I first heard about this harrowing event from a SBCSD deputy during a recent CCW renewal class. Now a civilian, I was once a LEO for a small PD located in LA County. While only portions of this story were shared with the class, I felt compelled to register here to read the complete account. I can tell you that the entire class was completely riveted as the story unfolded and the details emerged. I think each one of us thought about facing such a life-or-death situation and how we would react. I'm glad your extensive injuries haven't kept you from doing what you treasure - being a peace officer and sharing your valuable experience with new deputy sheriff recruits. Thank you for allowing us the opportunity to hear your story, for your unselfish actions that day, and the important work you continue to do for the SBCSD.


A Grateful Citizen

Armed Citizen @ 11/28/2011 10:17 PM

Man o man i wish you had a Beretta 84 on you with 14 rounds of Golden Sabres.

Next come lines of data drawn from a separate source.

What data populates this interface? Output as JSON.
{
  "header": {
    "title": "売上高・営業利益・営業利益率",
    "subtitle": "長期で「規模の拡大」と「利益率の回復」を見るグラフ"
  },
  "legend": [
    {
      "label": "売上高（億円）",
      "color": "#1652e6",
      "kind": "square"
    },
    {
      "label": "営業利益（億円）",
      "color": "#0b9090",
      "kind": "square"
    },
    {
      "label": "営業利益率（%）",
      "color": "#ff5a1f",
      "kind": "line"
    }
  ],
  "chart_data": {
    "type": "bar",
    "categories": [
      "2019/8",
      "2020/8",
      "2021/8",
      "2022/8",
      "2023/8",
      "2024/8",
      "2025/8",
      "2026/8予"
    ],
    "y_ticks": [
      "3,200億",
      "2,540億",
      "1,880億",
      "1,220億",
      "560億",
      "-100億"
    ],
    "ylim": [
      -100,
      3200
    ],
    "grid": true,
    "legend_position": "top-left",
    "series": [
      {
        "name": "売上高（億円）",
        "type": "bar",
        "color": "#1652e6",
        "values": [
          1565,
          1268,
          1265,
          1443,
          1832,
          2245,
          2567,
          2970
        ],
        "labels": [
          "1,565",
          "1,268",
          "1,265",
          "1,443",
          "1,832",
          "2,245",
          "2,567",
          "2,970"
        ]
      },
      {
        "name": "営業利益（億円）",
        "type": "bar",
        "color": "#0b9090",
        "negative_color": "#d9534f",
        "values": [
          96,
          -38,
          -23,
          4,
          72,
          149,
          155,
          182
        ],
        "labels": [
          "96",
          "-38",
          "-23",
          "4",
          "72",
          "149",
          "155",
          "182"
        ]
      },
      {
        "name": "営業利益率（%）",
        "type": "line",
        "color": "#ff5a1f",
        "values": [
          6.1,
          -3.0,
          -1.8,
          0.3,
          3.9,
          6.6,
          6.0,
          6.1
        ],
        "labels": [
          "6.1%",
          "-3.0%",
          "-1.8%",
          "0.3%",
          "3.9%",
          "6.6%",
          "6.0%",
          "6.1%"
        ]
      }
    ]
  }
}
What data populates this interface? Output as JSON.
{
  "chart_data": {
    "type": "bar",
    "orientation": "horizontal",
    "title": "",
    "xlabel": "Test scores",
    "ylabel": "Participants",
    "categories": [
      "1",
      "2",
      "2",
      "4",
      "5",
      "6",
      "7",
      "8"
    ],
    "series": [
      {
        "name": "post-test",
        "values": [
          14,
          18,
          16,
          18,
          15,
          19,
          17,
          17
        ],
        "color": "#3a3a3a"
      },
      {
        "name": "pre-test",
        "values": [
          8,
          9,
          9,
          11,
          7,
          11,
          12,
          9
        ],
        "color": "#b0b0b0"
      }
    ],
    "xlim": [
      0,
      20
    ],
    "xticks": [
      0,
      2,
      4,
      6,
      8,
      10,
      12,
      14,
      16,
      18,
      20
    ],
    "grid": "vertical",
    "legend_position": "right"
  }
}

Marty Cutshall @ 4/5/2014 1:07 PM

I was an employee there and was the first to attend to Jason after the suspect shot Jason. I followed Jason out when the gunfire erupted. I could not believe the suspect went up to Jason and started firing at point blank range, while Jason lay in the ground, seriously wounded. After the suspect left Jason, I carefully ran out to assist Jason and he told me to tell his fiancee that he was ok. An off duty nurse came behind me to help Jason. I then followed the suspect as other officers and I tackled him and stopped the deranged person. I use to be a police officer in Oregon, and my training kicked in when the incident began. A few years later, Jason came into the store and came to see and thank us for helping him. It was great to see him again. Jason was certainly the hero for the day and I am glad that he is still working as a deputy sheriff. Blessings to you, Jason.